28Kaltenbrunner.[510]

Es wurde auch die Frage aufgeworfen, ob nicht das Ausschreiben in doppelter Weise vorgenommen werden sollte, für die katholischen Stände in Mandaten mit Anführung des päpstlichen Willens, für die evangelischen in literae clausae ohne diese Beigabe. Viehäuser bespricht in seinem Gutachten ausführlich diesen Punkt und meint, es solle durchweg die Publikation in literae clausae ohne Nennung des päpstlichen Namens geschehen. Denn für den Fall mancher Weigerung würde so der kaiserlichen Reputation weniger geschadet, und dann besitze ja der Kaiser allen Ständen gegenüber gleiche Autorität, die durch päpstliche Einflussnahme auch gegenüber den katholischen nicht geschädigt werden solle. Viehäusers Ansicht drang auch durch, denn ganz in seinem Sinne wurde das kaiserliche Rundschreiben vom 4. / 14. September abgefasst. Vom Papste ist darin mit keinem Worte die Rede, sondern die Eingangsworte lauten folgendermaßen: "Derwegen denn unlängst nit allein mit unserm vorwissen, sondern auch nit weniger auf etlicher unserer als anderer christlichen Potentaten und Herrschaften fürnemer Mathematicorum vleissiges nachdenken vnd gutachten ein Neues Calendarium verfasset vnd angerichtet ist worden". Und nun wird der Stellung Deutschlands inmitten der anderen Reiche gedacht, aus welcher sich mit Notwendigkeit ergibt, dass es Uniformität in der Zeitrechnung wegen Handel und Verkehr haben müsse. Demgemäss wird auch die kirchliche Seite der Reform — Osterfeier und Heiligenfeste — vollständig außer Acht gelassen; kurz der Wortlaut ist so gehalten, dass auch der vorsichtigste Protestant an ihm keinen Fehl hätte finden können.
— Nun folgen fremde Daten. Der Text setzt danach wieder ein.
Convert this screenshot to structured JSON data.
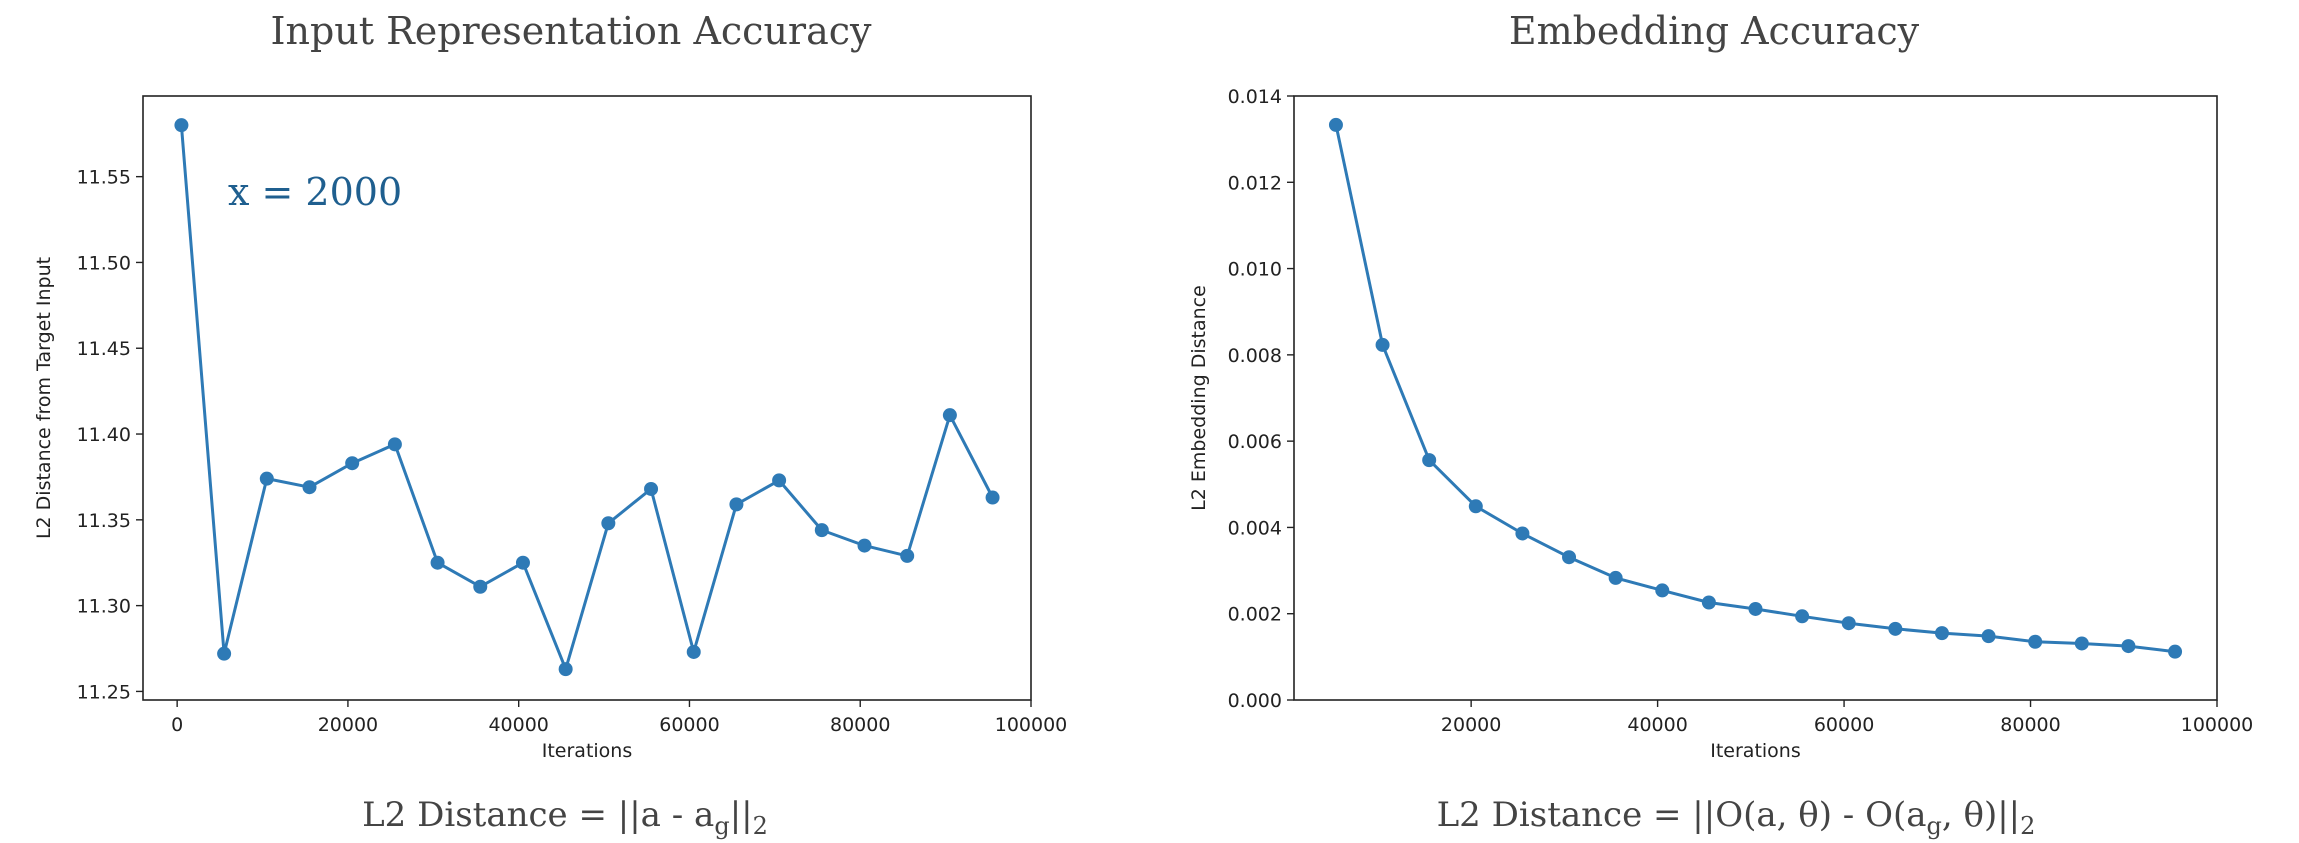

Wir sind nun beim entscheidenden Schritte des Kaisers angelangt, aber zugleich auch bei einem Wendepunkt seines Verhaltens. Man wird seinem bisherigen Vorgehen nicht absprechen können, dass es sicher und korrekt gewesen sei, von nun an kann man dies nicht mehr behaupten. Das Rundschreiben gelangte an die Kurfürsten, die vornehmsten geistlichen und weltlichen Grossen und an mehrere Städte zur Versendung, teilweise aber so spät, dass manche es erst nach dem 5. Oktober — dem Termin der Einführung — erhielten. [1]


1 So erhielt selbst Mainz das Rundschreiben so spät, dass dort erst im November der Kalender eingeführt werden konnte.